“Boğazından lıkır lıkır geçen
Su suyun kıymetini bil
Nedir ki bu mavilik deme
Pencereden görebildiğin kadar
Göğün kıymetini bil
Kıymetini bil çiçek açmış bademin
Güneşli odanın çamurlu sokağın
Beyazın siyahın yeşilin
Pembenin kıymetini bil
Güneşin kıymetini bil.”
Oktay Rıfat demiş de demiş. Ne güzel demiş değil mi, göğün kıymetini, güneşin kıymetini hatta pembenin kıymetini bil demiş. Peki biz neyin ve kimin kıymetini bildik ki bu hayatta.
Son zamanlarda yaşadığımız korona telaşı bizi o kadar umutsuzluğa, kıymetbilmezliğe sürükledi ki, inanın içtiği suyun kıymetini yitiren insanlar var.

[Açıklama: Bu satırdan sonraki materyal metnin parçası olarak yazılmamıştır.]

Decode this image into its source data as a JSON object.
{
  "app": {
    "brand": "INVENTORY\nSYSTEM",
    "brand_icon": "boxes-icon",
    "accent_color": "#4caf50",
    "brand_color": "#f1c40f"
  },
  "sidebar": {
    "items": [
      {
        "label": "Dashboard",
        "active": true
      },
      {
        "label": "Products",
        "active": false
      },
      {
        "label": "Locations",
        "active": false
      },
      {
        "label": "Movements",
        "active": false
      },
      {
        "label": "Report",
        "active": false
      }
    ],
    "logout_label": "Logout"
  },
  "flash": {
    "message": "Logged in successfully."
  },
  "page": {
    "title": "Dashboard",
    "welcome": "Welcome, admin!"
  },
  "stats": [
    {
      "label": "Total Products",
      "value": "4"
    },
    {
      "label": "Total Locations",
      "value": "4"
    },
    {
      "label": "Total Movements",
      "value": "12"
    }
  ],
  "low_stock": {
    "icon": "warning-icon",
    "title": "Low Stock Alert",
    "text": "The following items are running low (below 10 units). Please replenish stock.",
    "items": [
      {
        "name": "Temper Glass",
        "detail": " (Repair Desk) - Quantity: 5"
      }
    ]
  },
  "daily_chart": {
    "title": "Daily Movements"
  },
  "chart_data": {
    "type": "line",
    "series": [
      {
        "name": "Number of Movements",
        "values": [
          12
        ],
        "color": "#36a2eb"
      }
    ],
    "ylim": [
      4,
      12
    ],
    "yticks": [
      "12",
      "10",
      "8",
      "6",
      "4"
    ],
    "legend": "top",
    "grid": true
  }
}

Halbuki kıymet mutluluğun yan anlamıdır bilir misiniz? Güneşin, bulutun hatta pembenin kıymetini bilirsen mutluluğa bir adım öndesindir.
Birine verdiğiniz kıymet sizi öyle bir mutlu eder ki, yeter ki kıymet bilin siz. Biz o kadar alıştık ki ‘senin kıymetini bilemedim’ sözlerine, o kadar alıştık ki kaybettiğimiz zaman kıymet öğrenmeye…

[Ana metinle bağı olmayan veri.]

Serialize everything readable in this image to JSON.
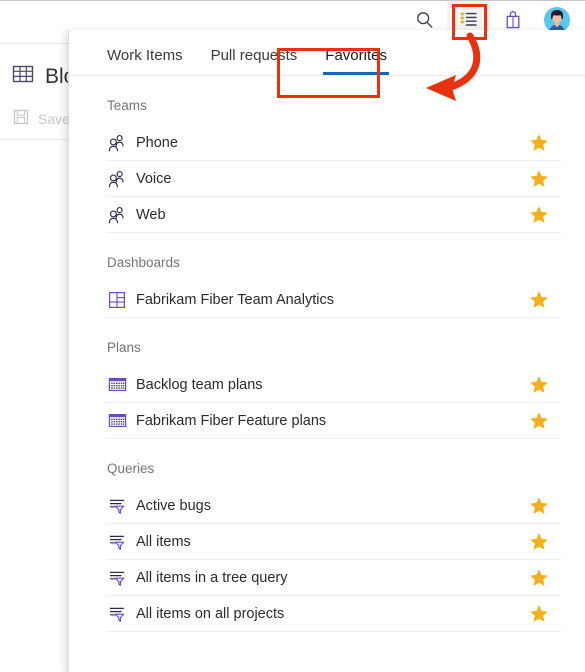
{
  "app": {
    "background_page": {
      "query_title": "Bloc",
      "query_title_icon": "query-table-icon",
      "save_label": "Save",
      "save_icon": "save-floppy-icon"
    },
    "toolbar": {
      "items": [
        {
          "name": "search-icon",
          "label": "Search",
          "active": false
        },
        {
          "name": "favorites-list-icon",
          "label": "Favorites",
          "active": true
        },
        {
          "name": "marketplace-bag-icon",
          "label": "Marketplace",
          "active": false
        },
        {
          "name": "user-avatar",
          "label": "User profile",
          "active": false
        }
      ]
    }
  },
  "panel": {
    "tabs": [
      {
        "label": "Work Items",
        "selected": false
      },
      {
        "label": "Pull requests",
        "selected": false
      },
      {
        "label": "Favorites",
        "selected": true
      }
    ],
    "sections": [
      {
        "header": "Teams",
        "icon": "team-people-icon",
        "items": [
          {
            "label": "Phone",
            "favorited": true
          },
          {
            "label": "Voice",
            "favorited": true
          },
          {
            "label": "Web",
            "favorited": true
          }
        ]
      },
      {
        "header": "Dashboards",
        "icon": "dashboard-grid-icon",
        "items": [
          {
            "label": "Fabrikam Fiber Team Analytics",
            "favorited": true
          }
        ]
      },
      {
        "header": "Plans",
        "icon": "plan-calendar-icon",
        "items": [
          {
            "label": "Backlog team plans",
            "favorited": true
          },
          {
            "label": "Fabrikam Fiber Feature plans",
            "favorited": true
          }
        ]
      },
      {
        "header": "Queries",
        "icon": "query-filter-icon",
        "items": [
          {
            "label": "Active bugs",
            "favorited": true
          },
          {
            "label": "All items",
            "favorited": true
          },
          {
            "label": "All items in a tree query",
            "favorited": true
          },
          {
            "label": "All items on all projects",
            "favorited": true
          }
        ]
      }
    ]
  },
  "colors": {
    "star_gold": "#F2B01E",
    "tab_underline_blue": "#0F6CBD",
    "annotation_red": "#E8320E",
    "section_header_gray": "#767676",
    "item_text": "#2B2B2B"
  },
  "annotations": {
    "callout_icon_label": "favorites-list-icon highlight",
    "callout_tab_label": "Favorites tab highlight",
    "arrow_label": "arrow from favorites icon to Favorites tab"
  }
}
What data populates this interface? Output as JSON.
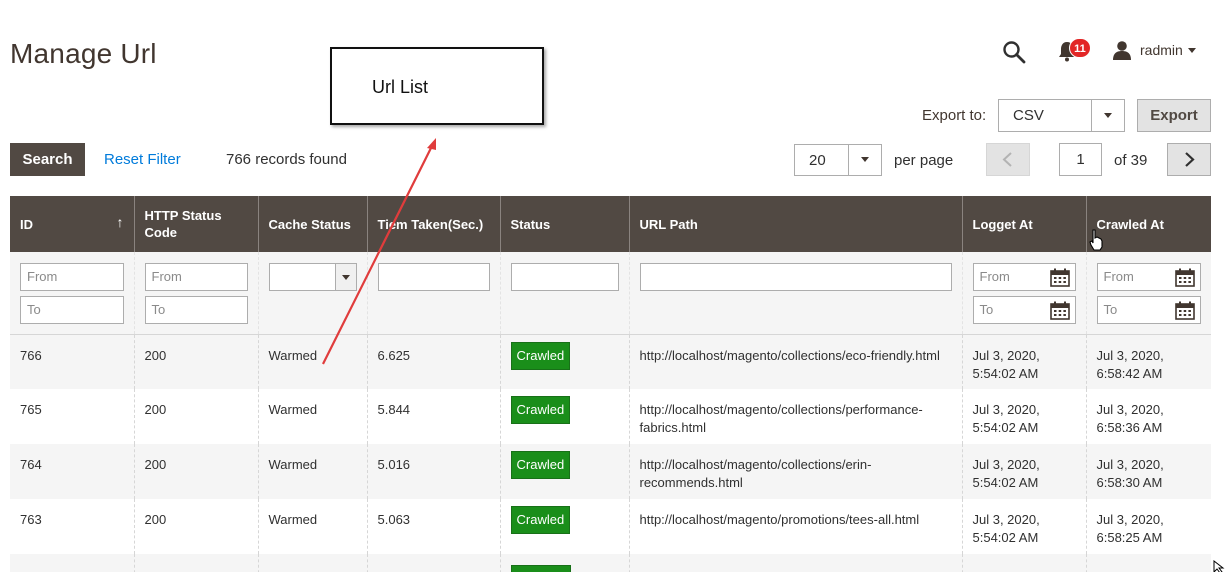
{
  "page": {
    "title": "Manage Url"
  },
  "header": {
    "notifications_count": "11",
    "user_name": "radmin"
  },
  "callout": {
    "text": "Url List"
  },
  "export": {
    "label": "Export to:",
    "format": "CSV",
    "button_label": "Export"
  },
  "toolbar": {
    "search_label": "Search",
    "reset_label": "Reset Filter",
    "records_found": "766 records found",
    "per_page_value": "20",
    "per_page_label": "per page",
    "current_page": "1",
    "total_pages": "of 39"
  },
  "grid": {
    "columns": [
      {
        "label": "ID"
      },
      {
        "label": "HTTP Status Code"
      },
      {
        "label": "Cache Status"
      },
      {
        "label": "Tiem Taken(Sec.)"
      },
      {
        "label": "Status"
      },
      {
        "label": "URL Path"
      },
      {
        "label": "Logget At"
      },
      {
        "label": "Crawled At"
      }
    ],
    "filters": {
      "from_placeholder": "From",
      "to_placeholder": "To"
    },
    "rows": [
      {
        "id": "766",
        "http": "200",
        "cache": "Warmed",
        "time": "6.625",
        "status": "Crawled",
        "url": "http://localhost/magento/collections/eco-friendly.html",
        "logged": "Jul 3, 2020, 5:54:02 AM",
        "crawled": "Jul 3, 2020, 6:58:42 AM"
      },
      {
        "id": "765",
        "http": "200",
        "cache": "Warmed",
        "time": "5.844",
        "status": "Crawled",
        "url": "http://localhost/magento/collections/performance-fabrics.html",
        "logged": "Jul 3, 2020, 5:54:02 AM",
        "crawled": "Jul 3, 2020, 6:58:36 AM"
      },
      {
        "id": "764",
        "http": "200",
        "cache": "Warmed",
        "time": "5.016",
        "status": "Crawled",
        "url": "http://localhost/magento/collections/erin-recommends.html",
        "logged": "Jul 3, 2020, 5:54:02 AM",
        "crawled": "Jul 3, 2020, 6:58:30 AM"
      },
      {
        "id": "763",
        "http": "200",
        "cache": "Warmed",
        "time": "5.063",
        "status": "Crawled",
        "url": "http://localhost/magento/promotions/tees-all.html",
        "logged": "Jul 3, 2020, 5:54:02 AM",
        "crawled": "Jul 3, 2020, 6:58:25 AM"
      }
    ]
  },
  "colors": {
    "header_bg": "#514943",
    "crawled_green": "#1a8e1a",
    "link_blue": "#007bdb",
    "badge_red": "#e22626",
    "annotation_arrow": "#e03c3c"
  },
  "icons": [
    "search-icon",
    "bell-icon",
    "user-icon",
    "calendar-icon",
    "chevron-left-icon",
    "chevron-right-icon",
    "sort-arrow-icon"
  ]
}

Bırakın artık kaybettikten sonra kıymet vermeye. Hayattayken ya da bu fırsat elindeyken kıymet ver, bak bakayım senden mutlusu var mı bu dünya da.

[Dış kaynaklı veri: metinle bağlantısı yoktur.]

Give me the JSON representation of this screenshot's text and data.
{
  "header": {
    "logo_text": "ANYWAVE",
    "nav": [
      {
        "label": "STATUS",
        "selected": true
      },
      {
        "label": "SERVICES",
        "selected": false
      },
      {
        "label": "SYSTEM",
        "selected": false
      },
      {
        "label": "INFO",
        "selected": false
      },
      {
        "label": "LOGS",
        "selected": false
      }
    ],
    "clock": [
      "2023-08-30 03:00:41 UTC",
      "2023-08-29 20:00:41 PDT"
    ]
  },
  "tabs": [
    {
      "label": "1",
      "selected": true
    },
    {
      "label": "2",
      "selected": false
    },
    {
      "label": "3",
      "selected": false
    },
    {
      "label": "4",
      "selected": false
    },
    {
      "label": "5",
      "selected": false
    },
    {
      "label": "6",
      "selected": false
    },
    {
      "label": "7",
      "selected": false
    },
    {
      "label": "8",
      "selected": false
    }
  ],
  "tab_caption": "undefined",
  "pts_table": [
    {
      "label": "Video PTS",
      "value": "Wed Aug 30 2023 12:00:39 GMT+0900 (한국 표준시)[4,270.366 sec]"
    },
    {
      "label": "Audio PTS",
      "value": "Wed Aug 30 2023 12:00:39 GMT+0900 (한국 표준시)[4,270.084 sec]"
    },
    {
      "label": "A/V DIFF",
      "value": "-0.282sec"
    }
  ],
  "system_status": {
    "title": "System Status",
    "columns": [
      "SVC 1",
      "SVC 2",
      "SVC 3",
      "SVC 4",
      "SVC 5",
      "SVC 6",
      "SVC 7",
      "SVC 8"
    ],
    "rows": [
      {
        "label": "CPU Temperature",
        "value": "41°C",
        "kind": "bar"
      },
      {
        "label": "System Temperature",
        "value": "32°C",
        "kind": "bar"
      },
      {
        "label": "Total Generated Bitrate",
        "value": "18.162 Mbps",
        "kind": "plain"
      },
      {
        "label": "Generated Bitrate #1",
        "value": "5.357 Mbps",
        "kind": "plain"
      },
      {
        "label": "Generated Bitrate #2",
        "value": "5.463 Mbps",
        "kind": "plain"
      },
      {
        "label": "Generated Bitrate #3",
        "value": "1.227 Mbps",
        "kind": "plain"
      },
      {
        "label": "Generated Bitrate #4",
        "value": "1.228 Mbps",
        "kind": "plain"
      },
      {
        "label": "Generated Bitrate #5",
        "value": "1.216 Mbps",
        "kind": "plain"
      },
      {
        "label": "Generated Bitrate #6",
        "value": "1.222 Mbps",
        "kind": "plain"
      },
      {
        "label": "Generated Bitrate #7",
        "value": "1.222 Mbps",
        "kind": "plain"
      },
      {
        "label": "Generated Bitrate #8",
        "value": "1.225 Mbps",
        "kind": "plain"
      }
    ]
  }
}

Yıllarca bin bir zorlukla seni bu yaşlara getiren annenin kıymetini yaşarken bilmemişsin de, öldükten sonra ‘kıymetini bilemedim’ demişsin… Sen öldükten sonra kıymet bilsen ne bilmesen ne!
Karşımdaki dağlara her baktığımda, dağı görüyorum, kuşları, küçük küçük evleri görüyorum, güneşin batışını görüyorum şu an o kadar kıymeti bilinmesi gereken bir an ki, anlatmaya kalksam ne güç yeter ne ömür.
Fark edersen kıymet bilirsin, kıymet bilirsen nasıl mutlu olacağının farkına varırsın!